Über die Plätze 2 und 3 freuten sich Thomas Klegin aus Schwerte und Sinje Faby aus Leipzig. Klegins Fotografie „SPES_“ lässt den Betrachtenden einen Engel aus Wolken am Abendhimmel erkennen. „Mein Bild soll die Eltern daran erinnern, dass es Kräfte gibt, die sie in ihrer Liebe und Angst begleiten und ihnen Hoffnung, Licht und Zuversicht für jeden neuen Tag geben: Licht besiegt Dunkelheit. Gerade in Zeiten, in denen man sich ohnmächtig erfährt, ist es unerlässlich zu wissen, dass es Schutzengel gibt“, beschreibt der Schwerter Künstler seine Gedanken dazu.
Sinje Faby, die Drittplatzierte, gewann mit ihrem monochromen Photogramm „Neue Lindenvögel. Schlüssellochbilder. Mondflug. Glück in der Liebe zum Gedachten (Ludwig Marcuse)“ und sagt über ihr Werk, das Teil einer Reihe ist: „Die Lindenvögel haben stets einen klaren Fokus auf etwas, das noch nicht zu sehen ist, zeigen eine große Sammlung und innere Stärke. Die feine Blattzeichnung hat etwas seelenartiges, Berührendes. In ihrer Verletzlichkeit öffnen die Lindenvögel den Blick auf eine unbeirrbare Kraft. (…)“
Der Einladung zur Preisverleihung folgten am Samstag zehn der 25 ausgezeichneten Künstler:innen und weitere Gäste. Nicole Eickhoff, Stationsleiterin der Kinderpalliativstation, und Dörte Garske, die pflegerische Bereichsleitung, führten die Gäste vor der Veranstaltung durch das Haus. Das Interesse, die Kinderpalliativstation Lichtblicke persönlich kennen zu lernen, war bei allen groß. „Hier ist überall so viel Wärme und Licht, viel Farbe. Es ist so ganz anders, als man sich ein Krankenhaus vorstellt“, sprach eine Künstlerin anschließend aus, was viele an diesem Tag so empfanden.

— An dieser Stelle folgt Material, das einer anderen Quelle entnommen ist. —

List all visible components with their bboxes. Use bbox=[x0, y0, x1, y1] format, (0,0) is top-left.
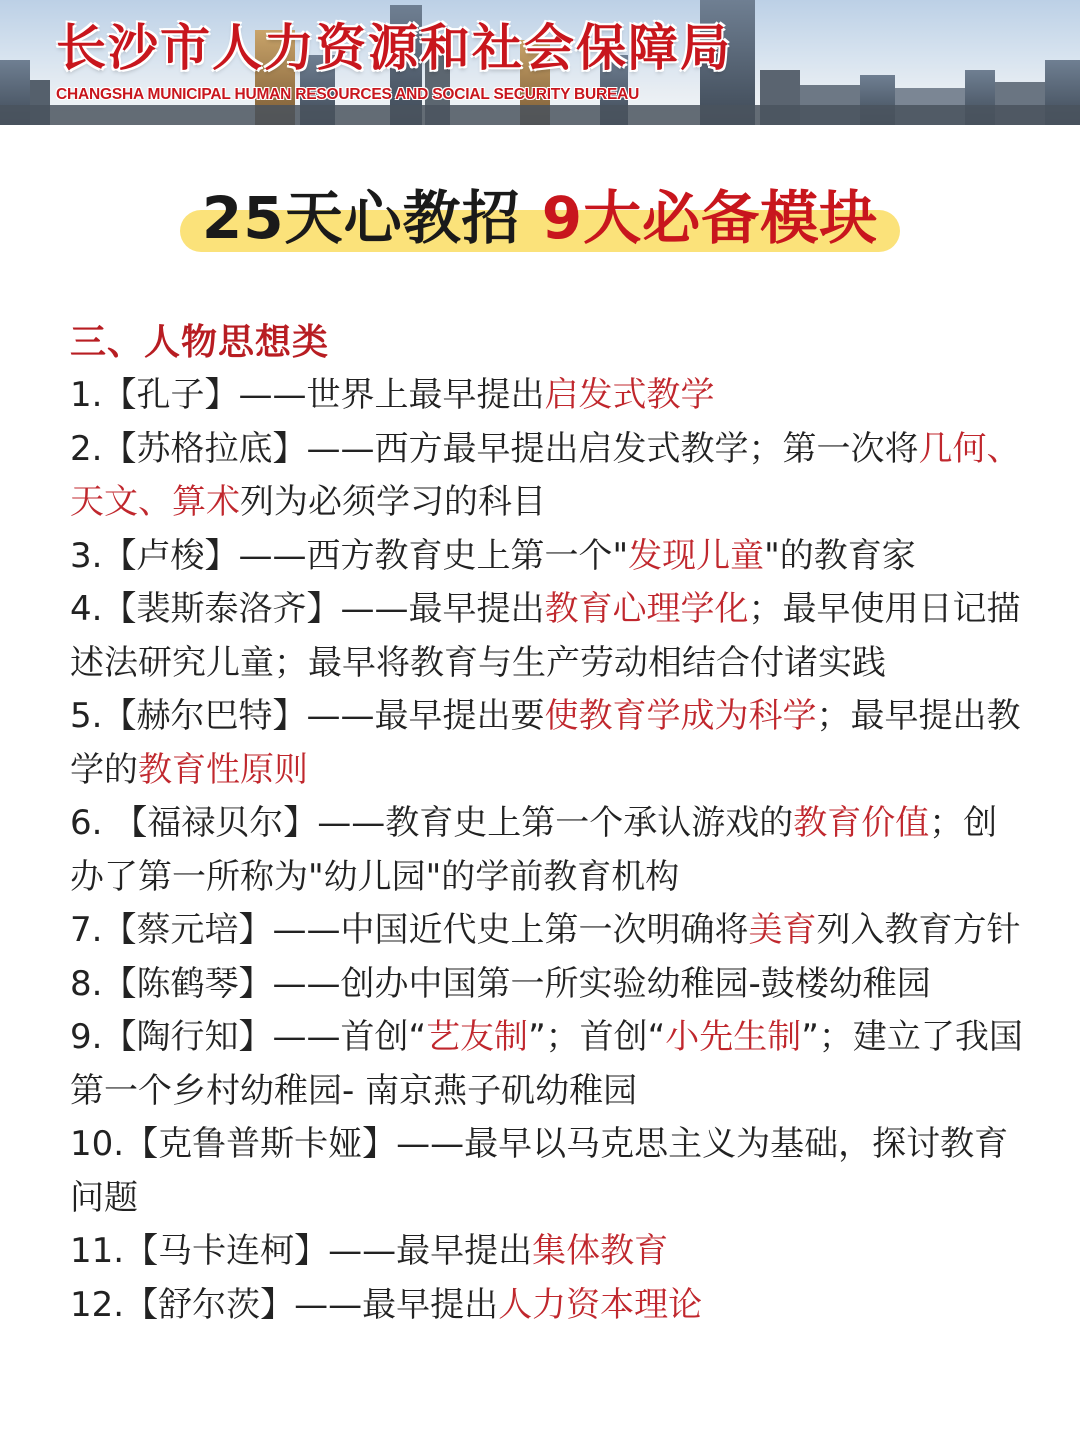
bureau-subtitle: CHANGSHA MUNICIPAL HUMAN RESOURCES AND SOCIAL SECURITY BUREAU bbox=[56, 86, 640, 103]
content-list bbox=[70, 369, 1025, 1332]
header-banner bbox=[0, 0, 1080, 125]
section-title: 三、人物思想类 bbox=[70, 322, 330, 363]
list-item: 4.【裴斯泰洛齐】——最早提出教育心理学化；最早使用日记描述法研究儿童；最早将教育与生产劳动相结合付诸实践 bbox=[70, 589, 1021, 683]
headline-container bbox=[0, 178, 1080, 258]
list-item: 10.【克鲁普斯卡娅】——最早以马克思主义为基础，探讨教育问题 bbox=[70, 1124, 1009, 1218]
list-item: 9.【陶行知】——首创“艺友制”；首创“小先生制”；建立了我国第一个乡村幼稚园- 南京燕子矶幼稚园 bbox=[70, 1017, 1023, 1111]
list-item: 11.【马卡连柯】——最早提出集体教育 bbox=[70, 1231, 669, 1271]
bureau-title: 长沙市人力资源和社会保障局 bbox=[56, 19, 732, 77]
list-item: 5.【赫尔巴特】——最早提出要使教育学成为科学；最早提出教学的教育性原则 bbox=[70, 696, 1021, 790]
list-item: 1.【孔子】——世界上最早提出启发式教学 bbox=[70, 375, 715, 415]
page-headline bbox=[202, 178, 878, 258]
list-item: 7.【蔡元培】——中国近代史上第一次明确将美育列入教育方针 bbox=[70, 910, 1021, 950]
list-item: 12.【舒尔茨】——最早提出人力资本理论 bbox=[70, 1284, 703, 1325]
list-item: 6. 【福禄贝尔】——教育史上第一个承认游戏的教育价值；创办了第一所称为"幼儿园"的学前教育机构 bbox=[70, 803, 998, 897]
list-item: 3.【卢梭】——西方教育史上第一个"发现儿童"的教育家 bbox=[70, 535, 916, 576]
headline-part-1: 25天心教招 bbox=[201, 184, 542, 252]
headline-part-2: 9大必备模块 bbox=[541, 184, 879, 252]
list-item: 8.【陈鹤琴】——创办中国第一所实验幼稚园-鼓楼幼稚园 bbox=[70, 963, 931, 1004]
list-item: 2.【苏格拉底】——西方最早提出启发式教学；第一次将几何、天文、算术列为必须学习的科目 bbox=[70, 428, 1021, 522]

Ein großer Teil der 175 Künstler:innen, die am Wettbewerb teilgenommen hatten, stellen ihr Werk nun dem Kinderpalliativzentrum als Spende zur Verfügung, ohne einen Preis gewonnen zu haben. Sie alle eint der Wunsch, Familien mit einem schwerkranken Kind mit ihrem Werk Hoffnung und Zuversicht zu schenken. „Wir freuen uns sehr über jedes einzelne Werk. Mit der Eltern-Artothek können wir ab jetzt den Eltern ein weiteres Angebot machen, das sie auf einer ganz anderen Ebene als der medizinischen Versorgung anspricht“, ist sich Dörte Garske, Pflegerische Bereichsleitung, sicher, dass das neue Angebot gut angenommen wird.
Den kurzweiligen Nachmittag bei Kaffee und Kuchen, Dankesworten, Kurzvorträgen, regem Austausch und den Führungen über die Kinderpalliativstation rundete ein gemeinsames Abendessen ab.
Bilder der Kinder- und Eltern-Artotheken werden am zweiten Adventswochenende in einer Ausstellung in der Kirche der Gemeinde St. Peter in Waltrop für die Öffentlichkeit zu sehen sein. Anschließend wird der gesamte Bestand an Kunstwerken den Patient:innen und ihren Familien im Kinderpalliativzentrum zur Verfügung stehen.